À la fin de nos visites, dans le local qu’on leur accorde au CHSLD, quand ils ont enlevé leurs nez, j’ai pu voir le vrai visage de mes deux amis. Deux beaux petits gars dans la vingtaine qui, chaque semaine, viennent donner de l’espoir, infuser de la vie dans le coeur de ces vieux, mais surtout les envelopper d’amour. Ils sont une dizaine à faire ça. L’organisme s’appelle S.O.S Clown et j’ai décidé de participer à leur levée de fonds annuels. Je solliciterai, encore une fois, votre générosité, en vous expliquant un peu plus tard comment. D’ici là, prenez soin de vos parents et grands-parents.

N.B — Par souci d’anonymat, vous comprendrez que les noms ont été changés…

7 commentaires

  • Vraiment tu est vraiment quelqun de bien continue a nous faire frémir de bonheur a te lire…merci….

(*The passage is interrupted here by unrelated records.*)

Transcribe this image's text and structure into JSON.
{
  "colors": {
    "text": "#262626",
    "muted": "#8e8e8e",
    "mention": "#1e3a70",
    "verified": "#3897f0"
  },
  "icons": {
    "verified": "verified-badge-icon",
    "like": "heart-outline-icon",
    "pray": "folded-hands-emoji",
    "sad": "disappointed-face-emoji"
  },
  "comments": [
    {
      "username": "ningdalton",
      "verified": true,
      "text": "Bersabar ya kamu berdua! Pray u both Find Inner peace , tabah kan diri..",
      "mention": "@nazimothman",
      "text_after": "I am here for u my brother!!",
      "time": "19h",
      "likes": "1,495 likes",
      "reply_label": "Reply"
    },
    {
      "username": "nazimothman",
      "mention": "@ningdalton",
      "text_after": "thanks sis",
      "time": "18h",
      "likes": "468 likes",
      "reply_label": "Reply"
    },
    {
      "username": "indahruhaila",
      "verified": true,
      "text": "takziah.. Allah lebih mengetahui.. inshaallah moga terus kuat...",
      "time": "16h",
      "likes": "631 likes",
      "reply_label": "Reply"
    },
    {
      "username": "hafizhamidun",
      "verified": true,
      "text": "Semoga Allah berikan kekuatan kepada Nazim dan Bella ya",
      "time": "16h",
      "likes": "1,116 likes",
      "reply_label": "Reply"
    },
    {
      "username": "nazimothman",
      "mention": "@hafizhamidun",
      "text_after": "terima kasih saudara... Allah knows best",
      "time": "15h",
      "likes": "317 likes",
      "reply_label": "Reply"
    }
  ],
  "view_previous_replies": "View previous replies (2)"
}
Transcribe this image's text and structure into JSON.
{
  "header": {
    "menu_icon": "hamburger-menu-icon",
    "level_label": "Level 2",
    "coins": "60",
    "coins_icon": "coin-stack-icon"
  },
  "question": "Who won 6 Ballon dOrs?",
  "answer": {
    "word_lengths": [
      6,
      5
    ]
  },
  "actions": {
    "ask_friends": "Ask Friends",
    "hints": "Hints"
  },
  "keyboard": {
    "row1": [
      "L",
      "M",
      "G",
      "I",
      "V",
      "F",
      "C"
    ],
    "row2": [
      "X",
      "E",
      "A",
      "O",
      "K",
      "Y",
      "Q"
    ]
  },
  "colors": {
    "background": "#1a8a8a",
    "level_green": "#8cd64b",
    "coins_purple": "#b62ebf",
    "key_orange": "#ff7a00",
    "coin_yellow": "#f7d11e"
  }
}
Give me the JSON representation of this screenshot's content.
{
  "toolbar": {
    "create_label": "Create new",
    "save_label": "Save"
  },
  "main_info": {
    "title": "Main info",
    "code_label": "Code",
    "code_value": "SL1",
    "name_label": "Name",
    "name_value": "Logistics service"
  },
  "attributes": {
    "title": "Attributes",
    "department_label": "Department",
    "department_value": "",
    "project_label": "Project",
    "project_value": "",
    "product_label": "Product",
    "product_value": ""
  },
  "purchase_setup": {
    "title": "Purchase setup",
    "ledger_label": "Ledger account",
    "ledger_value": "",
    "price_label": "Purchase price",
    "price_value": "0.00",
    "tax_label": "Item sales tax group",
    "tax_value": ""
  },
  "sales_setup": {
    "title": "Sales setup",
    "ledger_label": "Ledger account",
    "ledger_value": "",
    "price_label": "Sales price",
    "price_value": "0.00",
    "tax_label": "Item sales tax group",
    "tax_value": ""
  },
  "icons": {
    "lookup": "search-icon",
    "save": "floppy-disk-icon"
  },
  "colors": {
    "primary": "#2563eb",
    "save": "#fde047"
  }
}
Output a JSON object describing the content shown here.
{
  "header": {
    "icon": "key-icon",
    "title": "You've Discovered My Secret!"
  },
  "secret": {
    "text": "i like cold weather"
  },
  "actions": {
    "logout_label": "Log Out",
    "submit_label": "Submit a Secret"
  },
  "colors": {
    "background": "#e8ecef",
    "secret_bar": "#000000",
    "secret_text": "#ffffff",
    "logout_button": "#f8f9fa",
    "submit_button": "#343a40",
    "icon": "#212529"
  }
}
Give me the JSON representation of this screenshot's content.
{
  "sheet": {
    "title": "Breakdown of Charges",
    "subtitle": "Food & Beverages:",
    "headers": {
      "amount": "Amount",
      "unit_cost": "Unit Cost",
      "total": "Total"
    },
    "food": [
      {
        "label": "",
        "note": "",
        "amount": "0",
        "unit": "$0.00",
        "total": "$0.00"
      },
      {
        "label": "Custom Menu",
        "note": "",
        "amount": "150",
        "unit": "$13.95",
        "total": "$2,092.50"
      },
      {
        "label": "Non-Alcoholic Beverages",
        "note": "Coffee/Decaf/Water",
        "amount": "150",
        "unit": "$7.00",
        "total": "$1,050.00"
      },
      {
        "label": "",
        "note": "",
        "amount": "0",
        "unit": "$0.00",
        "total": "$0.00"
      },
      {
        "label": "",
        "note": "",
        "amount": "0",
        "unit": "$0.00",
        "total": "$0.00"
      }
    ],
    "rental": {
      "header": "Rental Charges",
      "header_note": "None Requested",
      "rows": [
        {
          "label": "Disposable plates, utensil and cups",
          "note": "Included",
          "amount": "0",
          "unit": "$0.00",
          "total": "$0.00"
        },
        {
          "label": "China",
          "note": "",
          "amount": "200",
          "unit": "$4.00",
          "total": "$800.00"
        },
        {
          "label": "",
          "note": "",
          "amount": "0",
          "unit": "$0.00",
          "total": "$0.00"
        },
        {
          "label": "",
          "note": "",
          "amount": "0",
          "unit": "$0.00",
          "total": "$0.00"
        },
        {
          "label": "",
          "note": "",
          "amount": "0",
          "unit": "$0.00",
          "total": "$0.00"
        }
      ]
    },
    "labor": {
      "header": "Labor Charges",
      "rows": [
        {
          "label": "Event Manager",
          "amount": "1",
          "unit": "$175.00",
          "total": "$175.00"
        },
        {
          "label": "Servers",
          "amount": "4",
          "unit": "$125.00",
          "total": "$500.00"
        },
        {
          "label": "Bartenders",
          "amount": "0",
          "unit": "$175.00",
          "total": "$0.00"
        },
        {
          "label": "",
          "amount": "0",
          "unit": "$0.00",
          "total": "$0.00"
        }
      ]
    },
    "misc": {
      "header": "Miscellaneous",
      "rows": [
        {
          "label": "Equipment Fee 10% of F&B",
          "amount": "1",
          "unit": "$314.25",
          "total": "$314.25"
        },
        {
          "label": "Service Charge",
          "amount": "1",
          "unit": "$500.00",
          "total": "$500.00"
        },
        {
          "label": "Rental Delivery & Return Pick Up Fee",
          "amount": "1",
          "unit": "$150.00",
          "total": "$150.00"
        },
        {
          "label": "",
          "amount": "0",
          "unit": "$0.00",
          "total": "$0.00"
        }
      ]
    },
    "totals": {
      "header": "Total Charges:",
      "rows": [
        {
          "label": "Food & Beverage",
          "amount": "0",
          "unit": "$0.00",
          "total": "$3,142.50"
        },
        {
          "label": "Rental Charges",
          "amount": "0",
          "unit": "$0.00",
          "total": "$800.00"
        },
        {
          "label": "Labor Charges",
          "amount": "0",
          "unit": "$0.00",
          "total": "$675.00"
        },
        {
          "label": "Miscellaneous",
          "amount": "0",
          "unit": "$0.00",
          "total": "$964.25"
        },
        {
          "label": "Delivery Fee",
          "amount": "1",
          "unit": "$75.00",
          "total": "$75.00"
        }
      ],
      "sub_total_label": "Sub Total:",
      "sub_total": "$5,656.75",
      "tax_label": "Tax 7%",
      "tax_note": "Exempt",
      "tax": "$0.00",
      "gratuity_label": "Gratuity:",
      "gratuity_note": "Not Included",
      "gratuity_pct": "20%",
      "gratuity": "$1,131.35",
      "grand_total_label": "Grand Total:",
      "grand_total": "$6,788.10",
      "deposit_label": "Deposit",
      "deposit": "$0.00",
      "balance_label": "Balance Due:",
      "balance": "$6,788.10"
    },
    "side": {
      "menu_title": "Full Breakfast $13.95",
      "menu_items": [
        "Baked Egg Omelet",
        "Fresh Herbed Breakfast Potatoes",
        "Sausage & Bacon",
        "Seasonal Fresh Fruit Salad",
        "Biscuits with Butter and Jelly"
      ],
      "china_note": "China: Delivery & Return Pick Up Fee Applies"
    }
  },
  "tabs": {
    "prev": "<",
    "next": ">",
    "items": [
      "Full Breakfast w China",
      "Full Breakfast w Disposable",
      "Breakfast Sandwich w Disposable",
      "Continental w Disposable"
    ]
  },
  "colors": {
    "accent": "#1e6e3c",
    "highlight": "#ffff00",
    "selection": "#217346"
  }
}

  • Je reconnais encore ta grande générosité et quel plaisir de lire ton texte. J’ai eu l’impression, pendant ces quelques lignes, de voir aussi le bonheur apporté par les deux clowns.

  • Merci pour ce beau témoignage et je le valide, car ma mère est dans un CHSLD et reçoit aussi la visite de SOS Clowns et à chacune de leur visite il y a ce petit « quelque chose » qui la fait rebondir et la rend heureuse.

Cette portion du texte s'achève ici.